Однажды это должно было случиться. Тигриные когти на то и когти, чтобы резать острей ножа, – тигриные зубы на то и зубы, чтобы вгрызаться в чужую плоть…

Повязка на груди Эрпине́ вся пропиталась кровью. Еë наложили ещë там, в гримёрной балагана – в огромной спешке, – но глубокие раны, оставленные на теле укротителя одним из его подопечных, конечно, нуждались в куда более тщательной обработке и тампонировании. Апсэ́ль, наш цирковой ветеринар, а по совместительству и доктор для всех артистов, успел лишь плотно перетянуть грудь Эрпине бинтами, а на прощание сунул мне в руку свой видавший виды саквояж.

– Справишься, – сказал он. И печально улыбнулся своей дырявой улыбкой. – Не зря же ты столько лет ходила за мной хвостом!..

А я и правда вечно за ним ходила… За последние восемь лет, проведённых в цирке, я успела поучаствовать в таком количестве операций и лечебных процедур, какое студент медицинского факультета, дай бог, увидит лишь к концу своего многолетнего обучения. Считайте сами: вывих плечевого сустава у акробата Бруно, перелом лучевой кости у наездницы Лулу́; ожог ягодицы у кентавра Вальдемара; ларингит у Коломбины, чирий у Арлекина и даже разрыв вагины у Нани́, единственной во всей Анже́ре русалки-тритониады, – и всё это только за первый год!

Я уже молчу про недомогания самых разных зверей, от попугаев и до слонов!

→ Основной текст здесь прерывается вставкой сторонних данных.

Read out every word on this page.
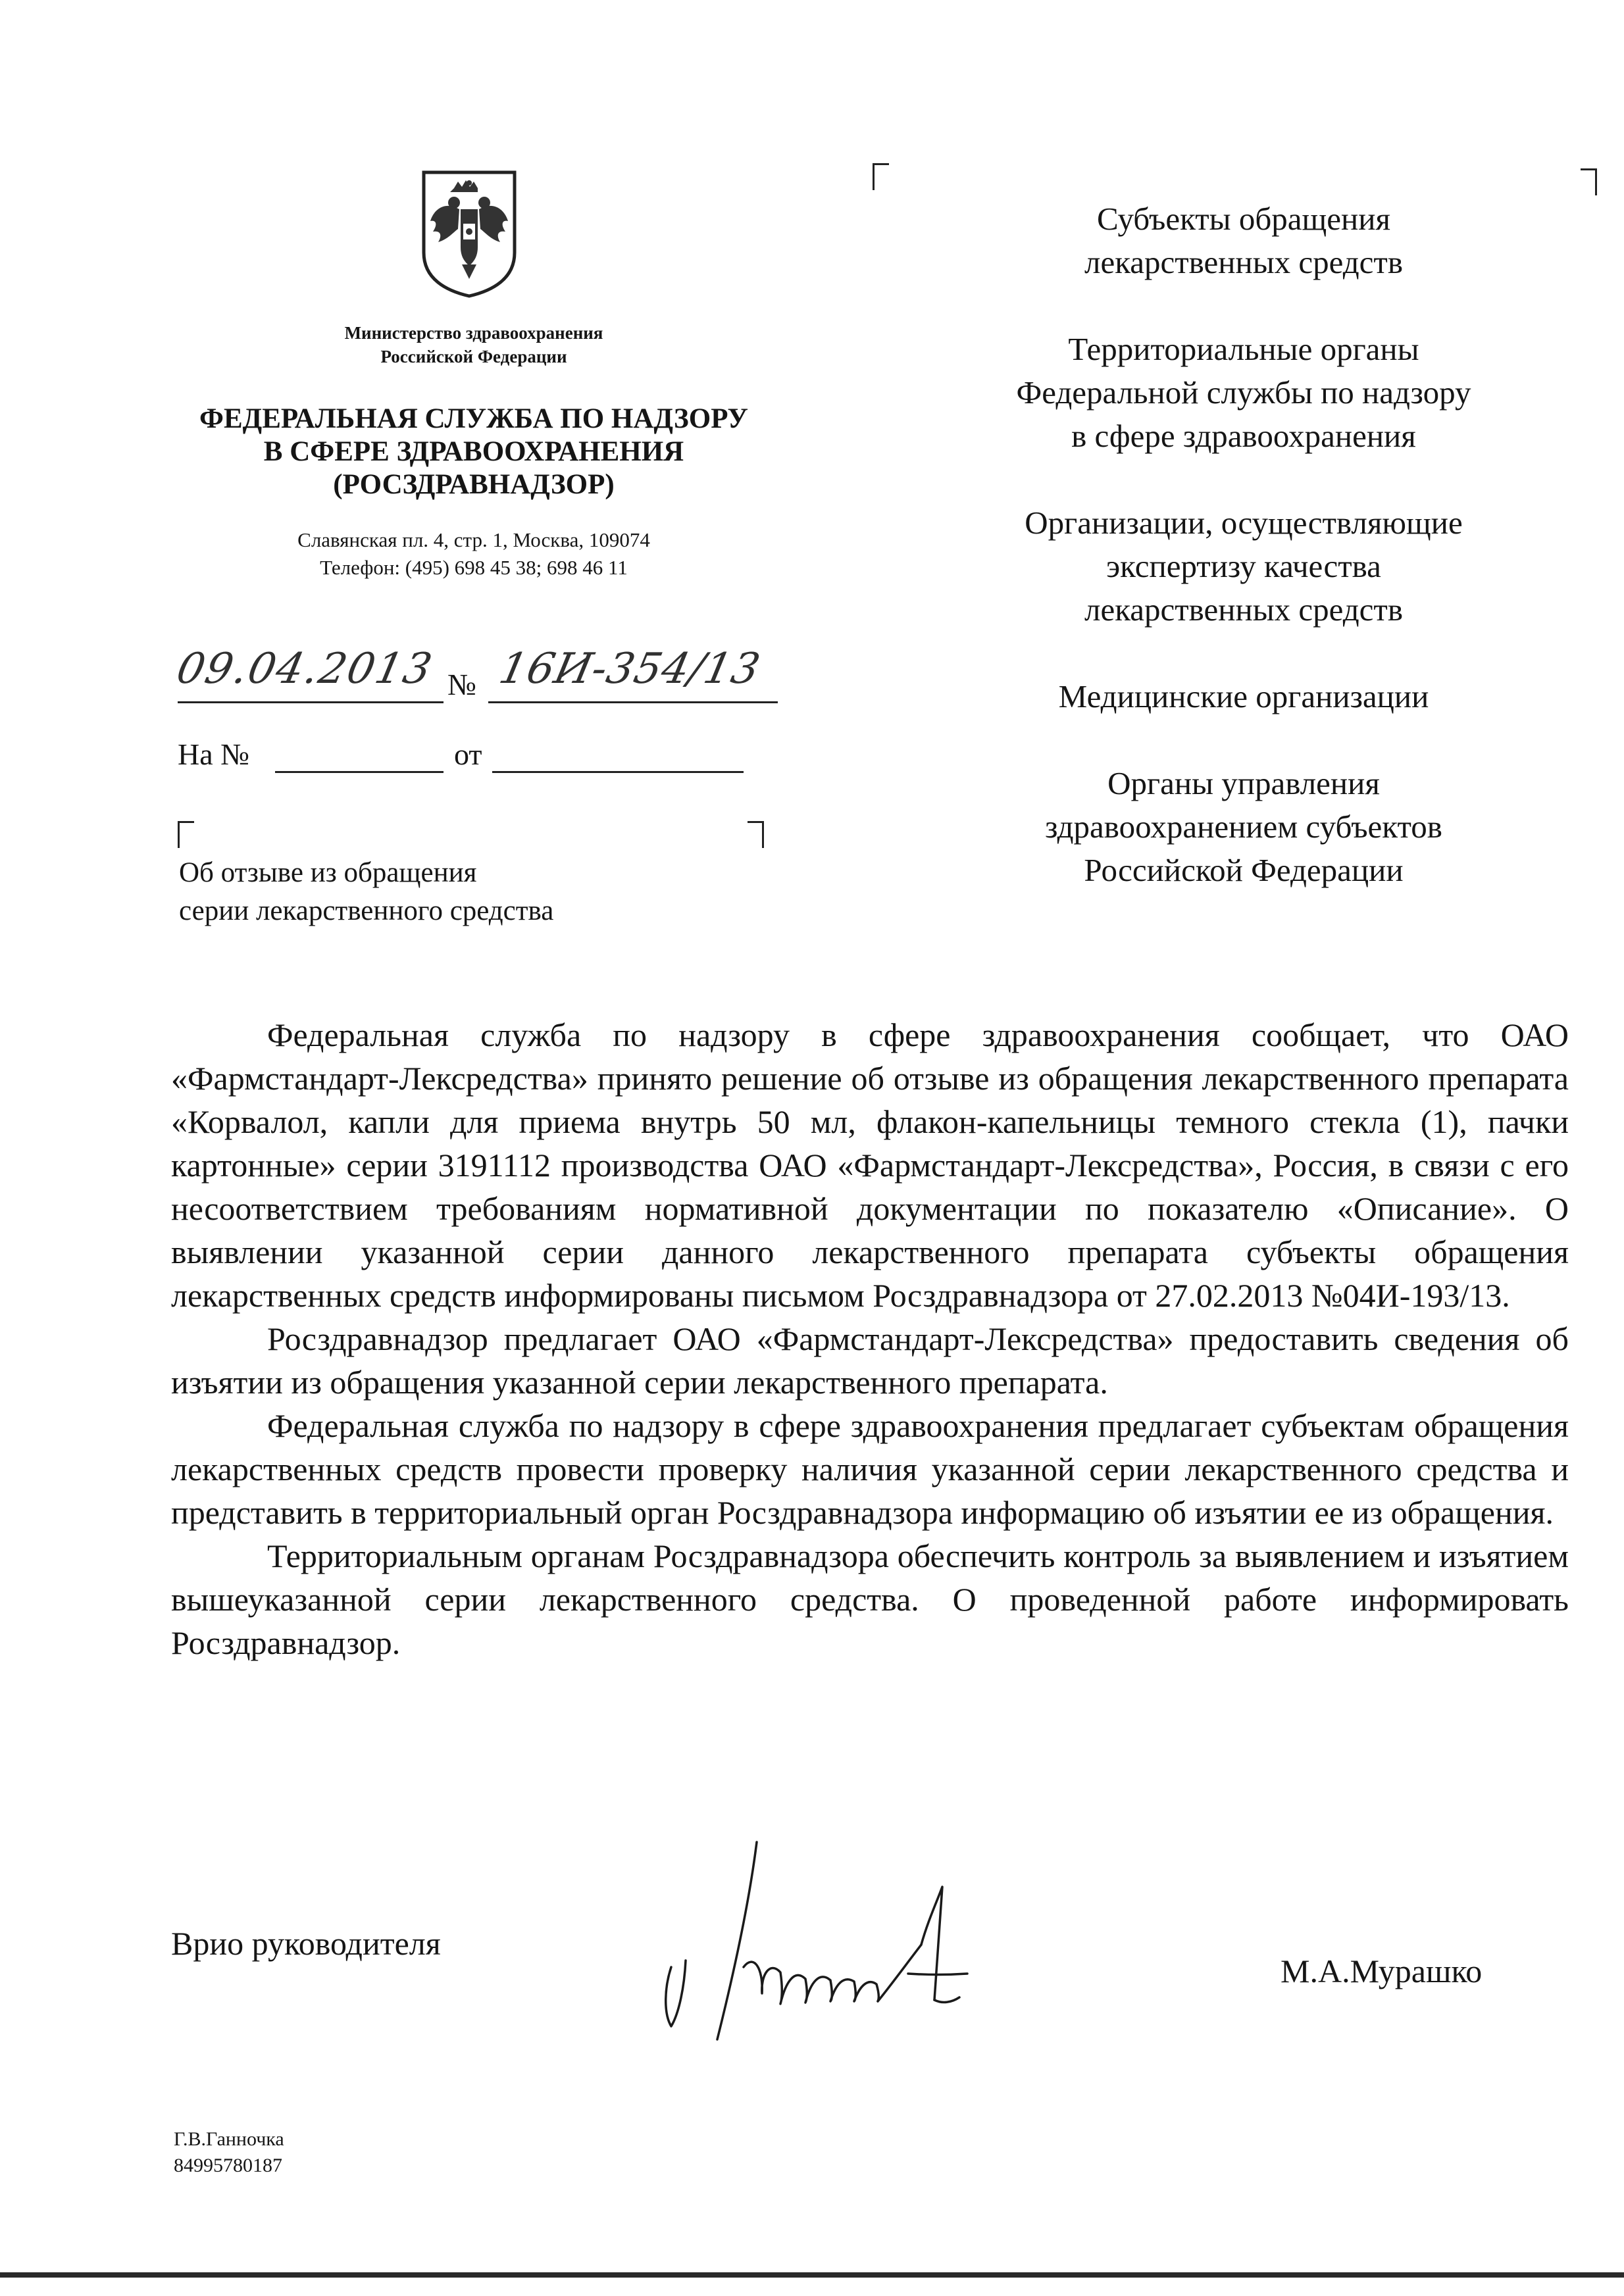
Министерство здравоохранения
Российской Федерации
ФЕДЕРАЛЬНАЯ СЛУЖБА ПО НАДЗОРУ
В СФЕРЕ ЗДРАВООХРАНЕНИЯ
(РОСЗДРАВНАДЗОР)
Славянская пл. 4, стр. 1, Москва, 109074
Телефон: (495) 698 45 38; 698 46 11
09.04.2013 № 16И-354/13
На №	от
Об отзыве из обращения
серии лекарственного средства
Субъекты обращения
лекарственных средств
Территориальные органы
Федеральной службы по надзору
в сфере здравоохранения
Организации, осуществляющие
экспертизу качества
лекарственных средств
Медицинские организации
Органы управления
здравоохранением субъектов
Российской Федерации

Федеральная служба по надзору в сфере здравоохранения сообщает, что ОАО «Фармстандарт-Лексредства» принято решение об отзыве из обращения лекарственного препарата «Корвалол, капли для приема внутрь 50 мл, флакон-капельницы темного стекла (1), пачки картонные» серии 3191112 производства ОАО «Фармстандарт-Лексредства», Россия, в связи с его несоответствием требованиям нормативной документации по показателю «Описание». О выявлении указанной серии данного лекарственного препарата субъекты обращения лекарственных средств информированы письмом Росздравнадзора от 27.02.2013 №04И-193/13.

Росздравнадзор предлагает ОАО «Фармстандарт-Лексредства» предоставить сведения об изъятии из обращения указанной серии лекарственного препарата.

Федеральная служба по надзору в сфере здравоохранения предлагает субъектам обращения лекарственных средств провести проверку наличия указанной серии лекарственного средства и представить в территориальный орган Росздравнадзора информацию об изъятии ее из обращения.

Территориальным органам Росздравнадзора обеспечить контроль за выявлением и изъятием вышеуказанной серии лекарственного средства. О проведенной работе информировать Росздравнадзор.

Врио руководителя
М.А.Мурашко
Г.В.Ганночка
84995780187
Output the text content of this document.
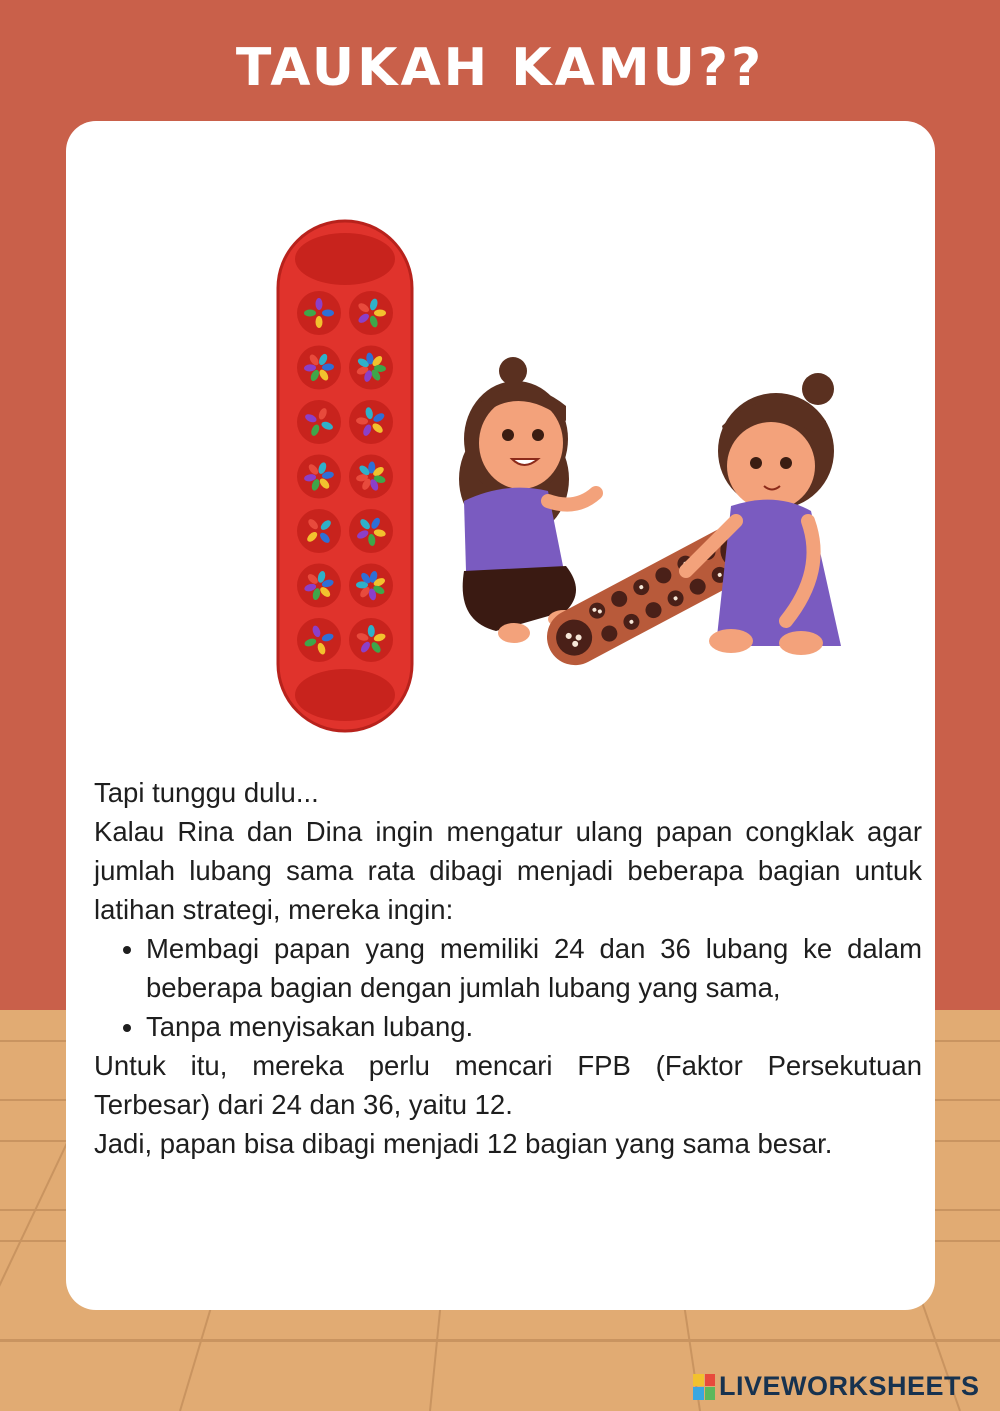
TAUKAH KAMU??

Tapi tunggu dulu...

Kalau Rina dan Dina ingin mengatur ulang papan congklak agar jumlah lubang sama rata dibagi menjadi beberapa bagian untuk latihan strategi, mereka ingin:

• Membagi papan yang memiliki 24 dan 36 lubang ke dalam beberapa bagian dengan jumlah lubang yang sama,
• Tanpa menyisakan lubang.

Untuk itu, mereka perlu mencari FPB (Faktor Persekutuan Terbesar) dari 24 dan 36, yaitu 12.

Jadi, papan bisa dibagi menjadi 12 bagian yang sama besar.

LIVEWORKSHEETS
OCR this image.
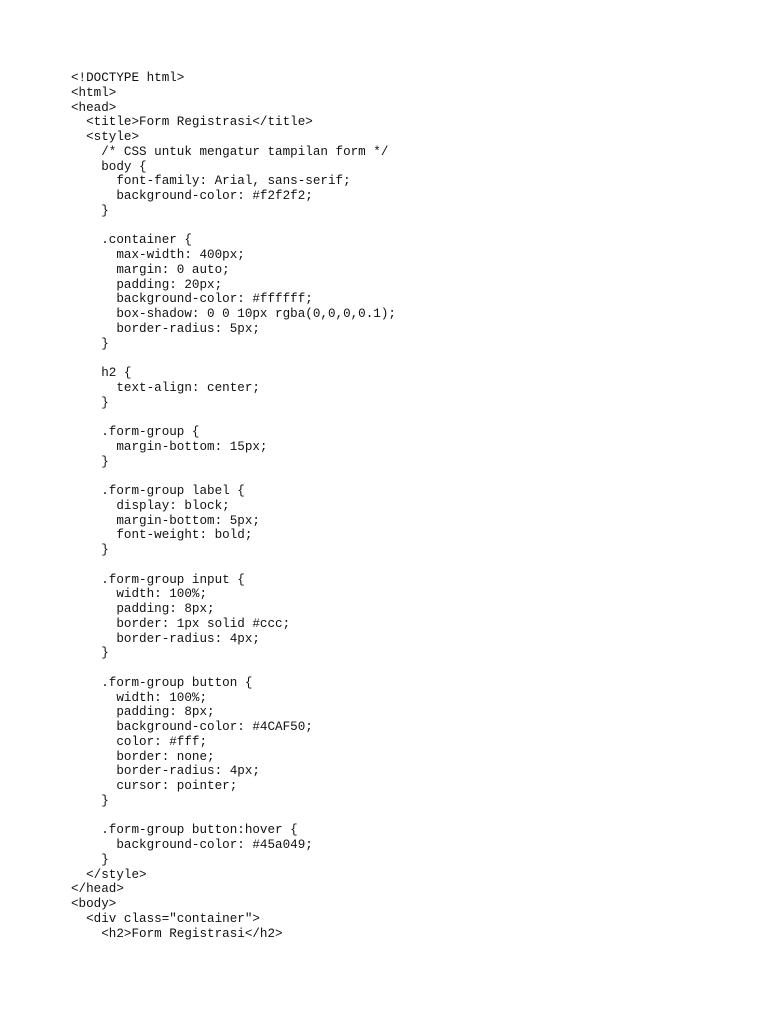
<!DOCTYPE html>
<html>
<head>
<title>Form Registrasi</title>
<style>
/* CSS untuk mengatur tampilan form */
body {
font-family: Arial, sans-serif;
background-color: #f2f2f2;
}
.container {
max-width: 400px;
margin: 0 auto;
padding: 20px;
background-color: #ffffff;
box-shadow: 0 0 10px rgba(0,0,0,0.1);
border-radius: 5px;
}
h2 {
text-align: center;
}
.form-group {
margin-bottom: 15px;
}
.form-group label {
display: block;
margin-bottom: 5px;
font-weight: bold;
}
.form-group input {
width: 100%;
padding: 8px;
border: 1px solid #ccc;
border-radius: 4px;
}
.form-group button {
width: 100%;
padding: 8px;
background-color: #4CAF50;
color: #fff;
border: none;
border-radius: 4px;
cursor: pointer;
}
.form-group button:hover {
background-color: #45a049;
}
</style>
</head>
<body>
<div class="container">
<h2>Form Registrasi</h2>
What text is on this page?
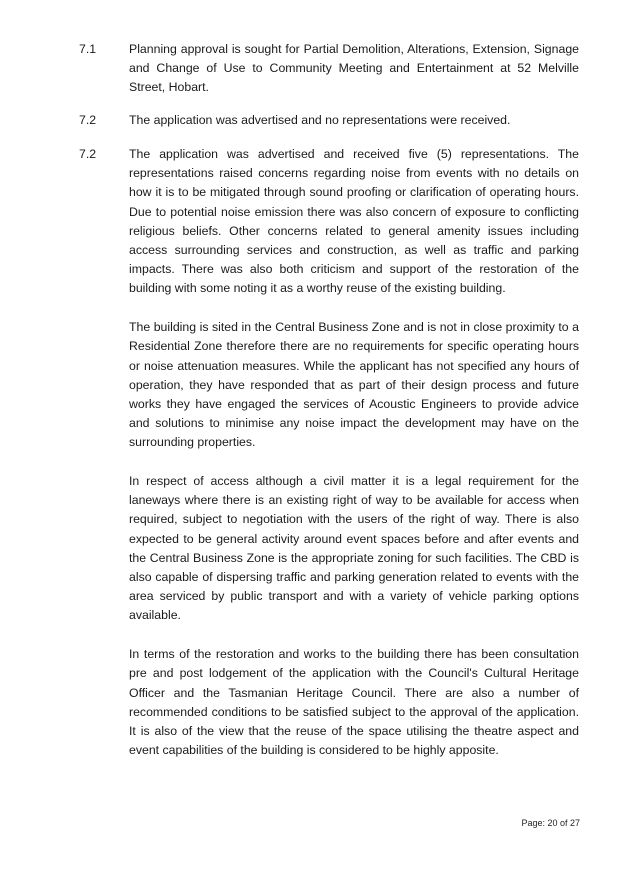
7.1	Planning approval is sought for Partial Demolition, Alterations, Extension, Signage and Change of Use to Community Meeting and Entertainment at 52 Melville Street, Hobart.

7.2	The application was advertised and no representations were received.

7.2	The application was advertised and received five (5) representations. The representations raised concerns regarding noise from events with no details on how it is to be mitigated through sound proofing or clarification of operating hours. Due to potential noise emission there was also concern of exposure to conflicting religious beliefs. Other concerns related to general amenity issues including access surrounding services and construction, as well as traffic and parking impacts. There was also both criticism and support of the restoration of the building with some noting it as a worthy reuse of the existing building.

The building is sited in the Central Business Zone and is not in close proximity to a Residential Zone therefore there are no requirements for specific operating hours or noise attenuation measures. While the applicant has not specified any hours of operation, they have responded that as part of their design process and future works they have engaged the services of Acoustic Engineers to provide advice and solutions to minimise any noise impact the development may have on the surrounding properties.

In respect of access although a civil matter it is a legal requirement for the laneways where there is an existing right of way to be available for access when required, subject to negotiation with the users of the right of way. There is also expected to be general activity around event spaces before and after events and the Central Business Zone is the appropriate zoning for such facilities. The CBD is also capable of dispersing traffic and parking generation related to events with the area serviced by public transport and with a variety of vehicle parking options available.

In terms of the restoration and works to the building there has been consultation pre and post lodgement of the application with the Council's Cultural Heritage Officer and the Tasmanian Heritage Council. There are also a number of recommended conditions to be satisfied subject to the approval of the application. It is also of the view that the reuse of the space utilising the theatre aspect and event capabilities of the building is considered to be highly apposite.

Page: 20 of 27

Столько лет я без дрожи и отвращения изучала чужие раны… Но только сейчас, впервые, мне по-настоящему было страшно.

Отчасти из-за того, что я осталась с раненым человеком совсем одна. Отчасти из-за того, что этим раненым человеком был никто иной, как Эрпине – бесстрашный укротитель тигров, в котором я привыкла видеть защитника и наставника, и к которому питала самые нежные чувства, какие только могли родиться в моей душе за долгие годы сиротской жизни.

А ещë… стук колëс – ритмичный, назойливый, – как неумолимо надвигающаяся беда. Людей, привычных к путешествиям на поездах, обыкновенно успокаивал этот ритм. Но на меня в этот миг он навевал одну лишь мучительную тревожность… Я слышала его впервые с тех самых пор, как потеряла своих родителей. И мне казалось – это было явным признаком того, что Эрпине тоже покинет меня под этот нескончаемый мерный грохот.

Однако тянуть и дальше было нельзя. Я придвинулась ближе и взялась снимать с укротителя заблаговременно расстëгнутую сорочку.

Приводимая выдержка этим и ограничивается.